A balanced scoring attack by the Canadian side led veterans Lizanne Murphy with 15 and Shona Thorburn with 14 saw seven players score in double figures. Full stats available here.
It was a feel-good game to open the tournament in front of the Canadian fans and the players were still buzzing after the final buzzer.
“It’s awesome to play at home,” said Thorburn. “Normally it’s only us singing ‘Oh Canada’ and now we actually have a gym full of people participating with us and it’s goose bumps emotional.”
Canada used second-chance opportunities to their advantage and out-rebounded Venezuela 42 to 19 and ran up the scoring margin while shooting 56 per cent from the field.
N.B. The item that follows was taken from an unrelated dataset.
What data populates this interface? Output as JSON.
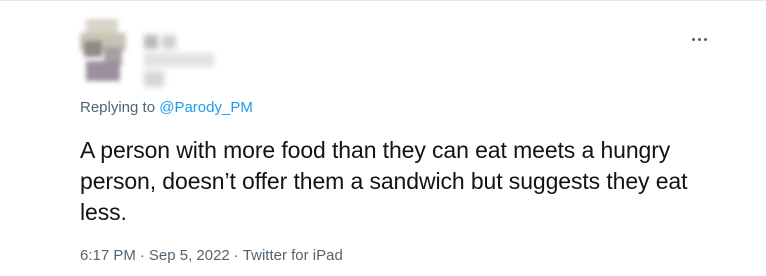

On the defensive end Canada was united and moved well forcing Venezuela into a number of 24-second shot clock violations.
The defence was unrelenting – they opened the fourth quarter on a 17-0 run and nearly shut out Venezuela in the final frame until a fading shot ended the shutout.
Venezuela’s offence under pressure stopped passing the ball and resorted to one-on-one attacks where they were consistently met at the rim by a larger Canadian opponent with good position to make the stop. Canada moved the ball well and finished with 22 assists to just three for Venezuela.
“Defence has been the cornerstone of our success for a long time and we don’t want our offence to improve if it sacrifices our defence,” said head coach Lisa Thomadis after the game. “We take a lot of pride in our defence and we don’t want to let it slip.”
Canada also played without star forward Natalie Achonwa who sat to rest after arriving at team camp two days late. Her presence on the floor will be a big time boost against some of the tougher teams in the tournament.
Canada will play Argentina Friday and Cuba Saturday before the Semis on Sunday. Both games are at 6:00pm
Their first significant tournament on home soil in two decades means the women of Team Canada have a little extra incentive to win it all – just like they did in 1995’s Olympic qualifier in Hamilton.